I’m modeling a setting where critics assign scores to films. There are three critics and N films, and each critic assigns a score in [0, 1] to each film. Film n has true score U^{(n)}, and critic i has idiosyncrasy \nu_i. My model is R_i^{(n)} = U^{(n)} + \nu_i + \epsilon, where \epsilon is noise.
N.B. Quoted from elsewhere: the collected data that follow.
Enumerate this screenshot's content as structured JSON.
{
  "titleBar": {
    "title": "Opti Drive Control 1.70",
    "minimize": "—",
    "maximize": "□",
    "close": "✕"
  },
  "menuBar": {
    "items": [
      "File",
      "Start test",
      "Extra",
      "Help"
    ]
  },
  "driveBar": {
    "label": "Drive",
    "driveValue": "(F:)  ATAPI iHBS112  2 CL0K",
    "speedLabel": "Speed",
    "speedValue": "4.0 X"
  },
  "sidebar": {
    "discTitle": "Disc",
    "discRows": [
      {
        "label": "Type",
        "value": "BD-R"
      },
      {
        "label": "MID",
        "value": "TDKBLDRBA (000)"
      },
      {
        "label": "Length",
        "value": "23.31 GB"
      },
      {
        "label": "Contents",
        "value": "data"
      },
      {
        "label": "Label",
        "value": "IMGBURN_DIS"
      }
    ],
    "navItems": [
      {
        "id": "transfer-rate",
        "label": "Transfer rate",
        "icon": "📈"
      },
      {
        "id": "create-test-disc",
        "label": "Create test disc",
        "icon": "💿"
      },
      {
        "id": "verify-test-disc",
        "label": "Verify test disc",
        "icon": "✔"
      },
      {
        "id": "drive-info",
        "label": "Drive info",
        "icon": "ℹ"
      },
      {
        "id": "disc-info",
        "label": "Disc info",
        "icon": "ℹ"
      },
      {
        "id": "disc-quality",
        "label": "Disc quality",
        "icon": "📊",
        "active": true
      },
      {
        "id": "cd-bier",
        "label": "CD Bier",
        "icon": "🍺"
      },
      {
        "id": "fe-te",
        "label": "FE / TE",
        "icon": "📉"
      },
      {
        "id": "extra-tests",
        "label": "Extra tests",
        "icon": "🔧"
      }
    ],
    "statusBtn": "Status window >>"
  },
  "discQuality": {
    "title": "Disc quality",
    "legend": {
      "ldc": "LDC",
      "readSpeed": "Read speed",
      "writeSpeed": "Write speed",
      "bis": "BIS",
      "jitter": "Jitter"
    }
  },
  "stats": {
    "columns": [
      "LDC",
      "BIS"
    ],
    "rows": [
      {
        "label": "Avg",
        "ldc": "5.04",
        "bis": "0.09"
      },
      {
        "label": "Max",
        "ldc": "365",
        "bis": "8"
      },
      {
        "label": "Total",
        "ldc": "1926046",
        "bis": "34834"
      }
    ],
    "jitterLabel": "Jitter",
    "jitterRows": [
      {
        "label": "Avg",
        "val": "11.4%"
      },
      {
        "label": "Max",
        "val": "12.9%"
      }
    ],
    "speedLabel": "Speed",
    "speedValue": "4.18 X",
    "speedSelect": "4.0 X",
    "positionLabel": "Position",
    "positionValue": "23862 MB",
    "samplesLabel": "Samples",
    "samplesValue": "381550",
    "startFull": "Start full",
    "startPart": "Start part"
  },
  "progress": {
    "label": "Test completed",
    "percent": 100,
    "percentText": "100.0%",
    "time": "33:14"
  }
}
I’m currently simulating data based on this model and trying to recover the ground truth distributions for my parameters.
My Stan model is:
data {
int<lower=0> N;
vector[N] R_0;
vector[N] R_1;
vector[N] R_2;
}
parameters {
vector<lower=0, upper=1>[N] U;
real nu_0;
real nu_1;
real nu_2;
}
model {
// Specify priors
for (n in 1:N) {
U[n] ~ uniform(0, 1);
}
nu_0 ~ normal(0, 1);
nu_1 ~ normal(0, 1);
nu_2 ~ normal(0, 1);
// Specify model
for (n in 1:N) {
R_0[n] ~ normal(U[n] + nu_0, 1e-6);
R_1[n] ~ normal(U[n] + nu_1, 1e-6);
R_2[n] ~ normal(U[n] + nu_2, 1e-6);
}
}
and the Python code for generating the simulated data is:
n = 1000
nu_means = [-0.2, 0, 0.2]
data = {'N': n}
u = rng.uniform(0, 1, n)
for critic_idx, nu_mean in enumerate(nu_means):
nu = rng.normal(nu_mean, 0.1, n)
epsilon = rng.normal(0, 1e-6, n)
data[f'R_{critic_idx}'] = u + nu + epsilon
The posterior means of the \nu variables appear to match the ground truth, but Rhat is greater than 3 for every parameter. I’ve tried adjusting iter, max_treedepth, and adapt_delta based on recommendations given in the output, but I’m not sure what to do next.